Elevenlabs isn’t remotely close to how good this voice sounds. I’ve tried to use it extensively before and it just isn’t natural. This voice from openAI and even the one chatGPT has been using is natural.

jasondigitized · on May 14, 2024

When have you last used it. I used a few weeks ago to create a fake podcast as a side project recently and it sounded pretty good with their highest end model with cranked up tunings.

dyauspitr · on May 14, 2024

About 3 months ago for that exact use case.

jcims · on May 14, 2024

My point isn’t necessarily elevenlabs being good or bad, it’s the difference between its text to voice and voice to voice generations. The latter is incredibly expressive and just shows how much is lacking in our ability to encode inflection in text.

pants2 · on May 13, 2024

However, this looks like it only works with speech - i.e. you can't ask it, "What's the tune I'm humming?" or "Why is my car making this noise?"

I could be wrong but I haven't seen any non-speech demos.

cube2222 · on May 13, 2024

Fwiw, the live demo[0] included different kinds of breathing, and getting feedback on it.

[0]: https://youtu.be/DQacCB9tDaw?t=557

throwaway11460 · on May 13, 2024

What about the breath analysis?

pants2 · on May 13, 2024

I did see that, though my interpretation is that breathing is included in its voice tokenizer which helps it understand emotions in speech (the AI can generate breath sounds after all). Other sounds, like bird songs or engine noises, may not work - but I could be wrong.

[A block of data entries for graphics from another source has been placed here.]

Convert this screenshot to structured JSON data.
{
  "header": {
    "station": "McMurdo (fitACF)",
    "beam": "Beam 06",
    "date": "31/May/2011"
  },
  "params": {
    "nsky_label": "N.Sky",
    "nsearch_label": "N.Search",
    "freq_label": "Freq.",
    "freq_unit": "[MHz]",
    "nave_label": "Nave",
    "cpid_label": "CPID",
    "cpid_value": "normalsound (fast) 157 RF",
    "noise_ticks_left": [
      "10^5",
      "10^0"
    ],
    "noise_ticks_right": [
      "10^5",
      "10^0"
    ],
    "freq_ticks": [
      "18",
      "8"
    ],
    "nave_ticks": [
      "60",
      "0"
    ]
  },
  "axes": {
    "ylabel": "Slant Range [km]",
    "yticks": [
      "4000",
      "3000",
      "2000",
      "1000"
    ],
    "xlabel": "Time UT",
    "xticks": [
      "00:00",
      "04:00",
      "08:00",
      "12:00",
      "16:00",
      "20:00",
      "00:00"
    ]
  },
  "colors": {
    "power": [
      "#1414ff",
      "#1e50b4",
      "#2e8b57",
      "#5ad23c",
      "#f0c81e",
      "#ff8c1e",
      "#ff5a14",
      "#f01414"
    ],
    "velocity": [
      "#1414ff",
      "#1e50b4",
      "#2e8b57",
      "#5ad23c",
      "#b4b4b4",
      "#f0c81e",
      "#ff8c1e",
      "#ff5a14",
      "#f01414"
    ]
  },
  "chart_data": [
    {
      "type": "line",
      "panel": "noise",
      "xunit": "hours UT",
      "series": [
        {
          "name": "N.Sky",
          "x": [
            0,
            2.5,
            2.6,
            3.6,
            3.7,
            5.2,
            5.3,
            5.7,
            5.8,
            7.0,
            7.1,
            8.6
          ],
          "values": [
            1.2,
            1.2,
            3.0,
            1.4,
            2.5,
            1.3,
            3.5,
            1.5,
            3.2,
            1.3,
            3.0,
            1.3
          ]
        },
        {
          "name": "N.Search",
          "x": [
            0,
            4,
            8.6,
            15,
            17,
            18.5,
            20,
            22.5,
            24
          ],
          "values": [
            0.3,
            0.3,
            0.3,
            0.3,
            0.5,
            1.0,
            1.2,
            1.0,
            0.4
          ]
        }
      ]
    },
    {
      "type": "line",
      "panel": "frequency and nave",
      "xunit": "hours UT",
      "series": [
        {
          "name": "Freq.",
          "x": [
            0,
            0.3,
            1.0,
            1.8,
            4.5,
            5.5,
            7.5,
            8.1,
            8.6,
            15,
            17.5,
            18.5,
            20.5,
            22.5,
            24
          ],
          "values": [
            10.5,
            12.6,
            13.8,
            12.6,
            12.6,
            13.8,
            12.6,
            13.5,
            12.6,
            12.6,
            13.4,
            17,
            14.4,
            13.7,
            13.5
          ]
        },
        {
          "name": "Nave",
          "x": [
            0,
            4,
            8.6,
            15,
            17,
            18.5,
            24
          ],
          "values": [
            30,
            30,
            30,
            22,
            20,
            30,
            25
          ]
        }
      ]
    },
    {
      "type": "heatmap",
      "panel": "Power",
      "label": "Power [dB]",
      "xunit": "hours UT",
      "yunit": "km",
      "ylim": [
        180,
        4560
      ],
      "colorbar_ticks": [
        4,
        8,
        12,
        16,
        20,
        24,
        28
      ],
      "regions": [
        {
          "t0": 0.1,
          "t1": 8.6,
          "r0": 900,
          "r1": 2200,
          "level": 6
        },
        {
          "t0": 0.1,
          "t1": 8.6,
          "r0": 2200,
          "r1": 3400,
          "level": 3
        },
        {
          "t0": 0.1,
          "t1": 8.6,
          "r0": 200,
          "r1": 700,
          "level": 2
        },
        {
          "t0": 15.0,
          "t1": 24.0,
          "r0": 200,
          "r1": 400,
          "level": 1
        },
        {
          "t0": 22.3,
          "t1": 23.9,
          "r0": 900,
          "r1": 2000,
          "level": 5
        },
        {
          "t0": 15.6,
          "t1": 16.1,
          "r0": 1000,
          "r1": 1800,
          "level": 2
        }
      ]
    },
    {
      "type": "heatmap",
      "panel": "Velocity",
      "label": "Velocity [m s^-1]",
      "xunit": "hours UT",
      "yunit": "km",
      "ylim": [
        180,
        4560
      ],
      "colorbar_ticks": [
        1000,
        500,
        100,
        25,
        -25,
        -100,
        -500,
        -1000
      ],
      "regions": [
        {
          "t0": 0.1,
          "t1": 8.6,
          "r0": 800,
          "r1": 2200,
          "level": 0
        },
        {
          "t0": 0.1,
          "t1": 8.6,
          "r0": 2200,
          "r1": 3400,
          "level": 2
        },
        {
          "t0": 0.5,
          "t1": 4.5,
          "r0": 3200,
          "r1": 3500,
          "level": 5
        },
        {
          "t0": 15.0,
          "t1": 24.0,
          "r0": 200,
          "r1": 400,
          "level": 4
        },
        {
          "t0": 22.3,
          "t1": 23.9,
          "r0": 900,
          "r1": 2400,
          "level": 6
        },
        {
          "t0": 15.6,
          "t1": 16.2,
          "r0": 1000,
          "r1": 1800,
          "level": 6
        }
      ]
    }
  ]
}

CooCooCaCha · on May 13, 2024

I suspect that like images and video, their audio system is or will become more general purpose. For example it can generate the sound of coins falling onto a table.

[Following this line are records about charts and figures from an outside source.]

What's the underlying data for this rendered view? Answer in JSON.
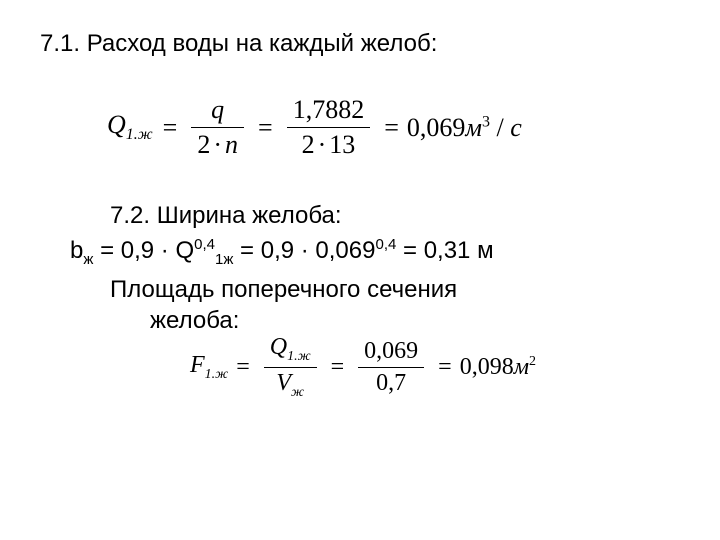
{
  "section1": {
    "title": "7.1. Расход воды на каждый желоб:",
    "eq": {
      "lhs_var": "Q",
      "lhs_sub": "1.ж",
      "eq1": "=",
      "f1_num": "q",
      "f1_den_l": "2",
      "f1_den_dot": "·",
      "f1_den_r": "n",
      "eq2": "=",
      "f2_num": "1,7882",
      "f2_den_l": "2",
      "f2_den_dot": "·",
      "f2_den_r": "13",
      "eq3": "=",
      "rhs_val": "0,069",
      "rhs_unit_m": "м",
      "rhs_sup": "3",
      "rhs_slash": " / ",
      "rhs_c": "с"
    }
  },
  "section2": {
    "title": "7.2. Ширина желоба:",
    "bline": {
      "b": "b",
      "b_sub": "ж",
      "eq1": " = 0,9 · Q",
      "q_sup": "0,4",
      "q_sub": "1ж",
      "eq2": " = 0,9 · 0,069",
      "v_sup": "0,4",
      "eq3": " = 0,31 м"
    },
    "area_l1": "Площадь поперечного сечения",
    "area_l2": "желоба:",
    "eq2": {
      "lhs_var": "F",
      "lhs_sub": "1.ж",
      "eq1": "=",
      "f1_num_var": "Q",
      "f1_num_sub": "1.ж",
      "f1_den_var": "V",
      "f1_den_sub": "ж",
      "eq2": "=",
      "f2_num": "0,069",
      "f2_den": "0,7",
      "eq3": "=",
      "rhs_val": "0,098",
      "rhs_unit_m": "м",
      "rhs_sup": "2"
    }
  }
}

genewitch · on May 13, 2024

allegedly google assistant can do the "humming" one but i have never gotten it to work. I wish it would because sometimes i have a song stuck in my head that i know is sampled from another song.

twobitshifter · on May 13, 2024

I asked it to make a bird noise, instead it told me what a bird sounds like with words. True audio to audio should be able to be any noise, a trombone, traffic, a crashing sea, anything. Maybe there is a better prompt there but it did not seem like it.

famouswaffles · on May 13, 2024

The new voice mode has not rolled out yet. It's rolling out to plus users in the next couple weeks.

Also it's possible this is trained on mostly speech.